Listing ID: 78509
Pest company with multiple lines of business
- Asking Price: $1,500,000
- Cash Flow: $250,000
- Gross Revenue: $1,000,000
- EBITDA: N/A
- FF&E: $300,000
- Inventory: N/A
- Inventory Included: N/A
- Established: 2001
- Property Owned or Leased:N/A
- Property Included:N/A
- Building Square Footage:1,700
- Lot Size:N/A
- Total Number of Employees:6
- Furniture, Fixtures and Equipment:N/A
The venture was founded in 2001, making the business 21 years old.
The business has 6 employees and is located in a building with approx. square footage of 1,700 sq ft.
The real estate is leased by the business for $1,500 per Month
Why is the Current Owner Selling The Business?
There are all kinds of reasons individuals resolve to sell companies. Nevertheless, the true reason and the one they tell you may be 2 totally different things. As an example, they might say "I have a lot of various commitments" or "I am retiring". For numerous sellers, these factors stand. However, for some, these may simply be reasons to try to conceal the reality of transforming demographics, increased competition, current reduction in earnings, or a range of other reasons. This is why it is extremely vital that you not rely completely on a seller's word, but rather, use the vendor's response in conjunction with your general due diligence. This will repaint an extra realistic picture of the business's present situation.
Existing Debts and Future Obligations
If the current business is in debt, which lots of businesses are, then you will have reason to consider this when valuating/preparing your offer. Lots of companies take out loans so as to cover items like supplies, payroll, accounts payable, etc. Keep in mind that occasionally this can imply that profit margins are too tight. Many businesses come under a revolving door of taking loans as a way to pay back various other loans. In addition to debts, there may additionally be future obligations to take into consideration.
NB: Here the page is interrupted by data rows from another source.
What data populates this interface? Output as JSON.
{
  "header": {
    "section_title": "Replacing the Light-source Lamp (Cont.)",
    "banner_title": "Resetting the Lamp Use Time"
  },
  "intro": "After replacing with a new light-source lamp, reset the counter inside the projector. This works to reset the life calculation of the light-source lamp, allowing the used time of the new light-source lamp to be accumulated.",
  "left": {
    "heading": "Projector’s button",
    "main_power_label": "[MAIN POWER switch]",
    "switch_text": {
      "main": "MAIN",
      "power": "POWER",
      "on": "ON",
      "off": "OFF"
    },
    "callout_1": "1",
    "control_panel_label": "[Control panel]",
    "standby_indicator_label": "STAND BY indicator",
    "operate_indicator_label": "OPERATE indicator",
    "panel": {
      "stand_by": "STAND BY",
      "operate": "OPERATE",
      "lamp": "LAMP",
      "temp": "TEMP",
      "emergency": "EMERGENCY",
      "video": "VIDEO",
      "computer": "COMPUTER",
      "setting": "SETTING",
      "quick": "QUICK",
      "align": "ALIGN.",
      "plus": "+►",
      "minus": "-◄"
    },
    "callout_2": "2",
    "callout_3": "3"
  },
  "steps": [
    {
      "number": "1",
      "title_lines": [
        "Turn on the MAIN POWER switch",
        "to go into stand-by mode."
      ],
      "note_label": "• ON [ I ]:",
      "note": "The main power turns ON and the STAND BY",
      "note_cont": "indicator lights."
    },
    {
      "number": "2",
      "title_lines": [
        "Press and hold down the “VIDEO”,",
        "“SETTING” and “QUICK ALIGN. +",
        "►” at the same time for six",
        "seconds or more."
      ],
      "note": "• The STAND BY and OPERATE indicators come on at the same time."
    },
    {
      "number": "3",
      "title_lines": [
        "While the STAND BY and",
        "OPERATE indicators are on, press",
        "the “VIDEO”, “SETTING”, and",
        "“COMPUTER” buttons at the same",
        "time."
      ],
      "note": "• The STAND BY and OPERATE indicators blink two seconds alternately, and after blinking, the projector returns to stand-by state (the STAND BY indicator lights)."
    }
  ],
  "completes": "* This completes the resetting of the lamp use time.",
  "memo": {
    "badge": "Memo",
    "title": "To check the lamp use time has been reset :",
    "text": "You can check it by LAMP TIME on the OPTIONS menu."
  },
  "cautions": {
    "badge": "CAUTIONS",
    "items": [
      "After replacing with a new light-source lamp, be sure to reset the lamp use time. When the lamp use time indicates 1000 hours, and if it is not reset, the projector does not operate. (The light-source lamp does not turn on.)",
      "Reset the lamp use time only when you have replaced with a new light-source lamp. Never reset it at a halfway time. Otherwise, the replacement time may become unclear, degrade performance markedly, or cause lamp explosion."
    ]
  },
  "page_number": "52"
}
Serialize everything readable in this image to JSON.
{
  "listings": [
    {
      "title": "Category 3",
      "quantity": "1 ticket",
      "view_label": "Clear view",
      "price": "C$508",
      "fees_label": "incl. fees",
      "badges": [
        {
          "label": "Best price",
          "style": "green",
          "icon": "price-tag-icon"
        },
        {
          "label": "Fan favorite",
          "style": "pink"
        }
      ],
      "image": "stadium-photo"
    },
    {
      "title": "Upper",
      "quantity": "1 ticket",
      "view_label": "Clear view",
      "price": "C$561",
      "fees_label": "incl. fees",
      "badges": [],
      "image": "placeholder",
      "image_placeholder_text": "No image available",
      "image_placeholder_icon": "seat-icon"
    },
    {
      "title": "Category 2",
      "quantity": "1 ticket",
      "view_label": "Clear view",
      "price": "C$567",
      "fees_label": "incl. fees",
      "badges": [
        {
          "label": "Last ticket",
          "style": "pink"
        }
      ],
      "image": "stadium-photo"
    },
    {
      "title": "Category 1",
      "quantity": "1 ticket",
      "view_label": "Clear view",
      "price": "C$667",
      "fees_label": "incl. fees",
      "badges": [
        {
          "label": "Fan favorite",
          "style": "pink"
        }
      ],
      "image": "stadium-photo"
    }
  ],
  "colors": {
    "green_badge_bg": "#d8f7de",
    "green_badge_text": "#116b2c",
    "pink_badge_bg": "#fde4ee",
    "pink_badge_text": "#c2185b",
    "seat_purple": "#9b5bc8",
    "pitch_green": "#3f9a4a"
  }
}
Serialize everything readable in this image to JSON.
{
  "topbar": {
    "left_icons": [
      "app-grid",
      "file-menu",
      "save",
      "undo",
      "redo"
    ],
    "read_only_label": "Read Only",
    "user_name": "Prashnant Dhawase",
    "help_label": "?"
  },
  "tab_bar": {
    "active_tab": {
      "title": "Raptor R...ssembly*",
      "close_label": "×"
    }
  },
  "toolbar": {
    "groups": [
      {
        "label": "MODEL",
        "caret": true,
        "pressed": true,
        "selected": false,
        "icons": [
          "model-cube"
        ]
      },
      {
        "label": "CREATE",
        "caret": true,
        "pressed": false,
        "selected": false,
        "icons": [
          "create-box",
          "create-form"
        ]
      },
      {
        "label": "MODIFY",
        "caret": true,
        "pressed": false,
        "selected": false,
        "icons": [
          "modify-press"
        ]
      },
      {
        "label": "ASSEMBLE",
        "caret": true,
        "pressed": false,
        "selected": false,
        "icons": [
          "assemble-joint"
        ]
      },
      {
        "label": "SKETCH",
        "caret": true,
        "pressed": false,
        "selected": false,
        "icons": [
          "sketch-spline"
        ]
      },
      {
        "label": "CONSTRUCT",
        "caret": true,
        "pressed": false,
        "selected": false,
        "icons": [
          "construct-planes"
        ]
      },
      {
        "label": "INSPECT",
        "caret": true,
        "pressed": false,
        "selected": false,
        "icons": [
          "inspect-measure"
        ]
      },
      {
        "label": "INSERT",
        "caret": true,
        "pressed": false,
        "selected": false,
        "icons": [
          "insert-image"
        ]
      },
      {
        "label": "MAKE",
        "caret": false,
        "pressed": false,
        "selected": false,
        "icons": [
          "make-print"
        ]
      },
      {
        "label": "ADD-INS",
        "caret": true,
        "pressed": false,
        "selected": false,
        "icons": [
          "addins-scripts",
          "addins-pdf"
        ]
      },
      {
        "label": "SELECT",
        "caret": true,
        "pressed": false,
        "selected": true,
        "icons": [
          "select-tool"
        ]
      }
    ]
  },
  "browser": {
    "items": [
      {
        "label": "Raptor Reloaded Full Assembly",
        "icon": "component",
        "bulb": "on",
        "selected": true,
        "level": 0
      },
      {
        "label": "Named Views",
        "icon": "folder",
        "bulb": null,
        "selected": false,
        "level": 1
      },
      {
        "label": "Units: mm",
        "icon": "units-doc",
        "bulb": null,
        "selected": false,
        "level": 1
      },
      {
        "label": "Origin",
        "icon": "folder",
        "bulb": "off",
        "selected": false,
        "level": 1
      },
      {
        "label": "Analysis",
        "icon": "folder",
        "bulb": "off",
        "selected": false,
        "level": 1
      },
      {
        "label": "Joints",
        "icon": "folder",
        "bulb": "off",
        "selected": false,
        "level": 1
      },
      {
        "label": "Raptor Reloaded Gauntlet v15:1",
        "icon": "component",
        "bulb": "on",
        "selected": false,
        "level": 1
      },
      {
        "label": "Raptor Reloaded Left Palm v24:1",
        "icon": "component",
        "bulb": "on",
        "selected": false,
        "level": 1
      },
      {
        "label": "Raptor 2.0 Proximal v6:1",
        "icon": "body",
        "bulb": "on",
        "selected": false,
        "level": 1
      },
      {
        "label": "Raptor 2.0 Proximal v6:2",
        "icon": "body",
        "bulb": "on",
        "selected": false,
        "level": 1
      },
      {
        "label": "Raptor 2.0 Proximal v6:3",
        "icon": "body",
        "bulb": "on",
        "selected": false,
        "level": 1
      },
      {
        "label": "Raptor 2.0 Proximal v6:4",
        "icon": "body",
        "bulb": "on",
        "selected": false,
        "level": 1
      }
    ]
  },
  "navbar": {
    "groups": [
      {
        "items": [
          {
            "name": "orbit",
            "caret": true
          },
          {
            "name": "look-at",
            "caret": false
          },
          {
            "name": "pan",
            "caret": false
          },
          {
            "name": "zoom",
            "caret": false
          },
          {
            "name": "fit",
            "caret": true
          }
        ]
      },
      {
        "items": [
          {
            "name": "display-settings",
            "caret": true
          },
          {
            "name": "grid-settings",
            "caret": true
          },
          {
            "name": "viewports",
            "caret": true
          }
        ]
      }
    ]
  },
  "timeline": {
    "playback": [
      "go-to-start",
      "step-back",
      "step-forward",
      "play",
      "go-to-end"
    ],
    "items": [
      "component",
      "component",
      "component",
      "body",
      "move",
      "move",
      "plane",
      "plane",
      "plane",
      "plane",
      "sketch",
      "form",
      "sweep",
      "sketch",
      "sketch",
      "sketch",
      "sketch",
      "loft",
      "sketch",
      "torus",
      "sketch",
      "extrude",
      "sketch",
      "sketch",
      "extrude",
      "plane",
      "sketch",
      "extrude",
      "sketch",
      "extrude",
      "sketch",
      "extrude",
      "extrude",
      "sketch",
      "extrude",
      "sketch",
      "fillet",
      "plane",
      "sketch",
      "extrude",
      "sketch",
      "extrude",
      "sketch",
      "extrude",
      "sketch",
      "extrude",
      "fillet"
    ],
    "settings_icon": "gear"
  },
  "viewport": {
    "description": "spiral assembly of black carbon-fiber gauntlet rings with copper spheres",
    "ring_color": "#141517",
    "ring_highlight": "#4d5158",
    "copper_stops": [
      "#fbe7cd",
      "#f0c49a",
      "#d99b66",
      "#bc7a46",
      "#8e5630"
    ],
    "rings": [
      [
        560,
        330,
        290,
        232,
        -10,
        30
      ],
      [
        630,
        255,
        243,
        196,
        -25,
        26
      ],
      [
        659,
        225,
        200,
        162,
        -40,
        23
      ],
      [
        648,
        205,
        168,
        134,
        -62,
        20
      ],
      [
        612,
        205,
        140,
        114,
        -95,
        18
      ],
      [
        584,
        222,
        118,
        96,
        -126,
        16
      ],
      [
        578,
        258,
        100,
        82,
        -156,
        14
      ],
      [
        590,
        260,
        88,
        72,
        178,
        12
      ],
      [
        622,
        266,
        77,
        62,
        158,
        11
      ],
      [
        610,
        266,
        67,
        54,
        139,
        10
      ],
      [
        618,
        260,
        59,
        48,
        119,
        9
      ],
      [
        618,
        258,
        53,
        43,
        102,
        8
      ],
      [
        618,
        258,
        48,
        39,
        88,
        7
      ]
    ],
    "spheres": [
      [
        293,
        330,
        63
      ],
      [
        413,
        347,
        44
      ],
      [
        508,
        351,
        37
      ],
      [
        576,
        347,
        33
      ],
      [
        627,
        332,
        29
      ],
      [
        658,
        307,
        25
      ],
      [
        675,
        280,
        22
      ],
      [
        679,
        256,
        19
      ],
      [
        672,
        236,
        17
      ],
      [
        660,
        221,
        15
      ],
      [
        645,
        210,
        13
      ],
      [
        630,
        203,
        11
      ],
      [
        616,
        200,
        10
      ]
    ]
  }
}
There might be an outstanding lease on tools or the structure where the business resides. The business might have existing agreements with vendors that need to be fulfilled or may lead to charges if canceled early.
Understanding the Customer Base, Competition and Area Demographics
Exactly how do companies in the location attract new customers? Most times, operating businesses have repeat clients, which create the core of their day-to-day earnings. Specific aspects such as new competitors growing up around the area, roadway building, as well as staff turnover can affect repeat customers and also adversely influence future revenues. One crucial point to think about is the area of the business. Is it in a very trafficked shopping mall, or is it hidden from the highway? Undoubtedly, the more people that see the business regularly, the better the chance to construct a returning consumer base. A final idea is the basic area demographics. Is the business situated in a densely inhabited city, or is it located on the outside border of town? How might the local average household income effect future earnings potential?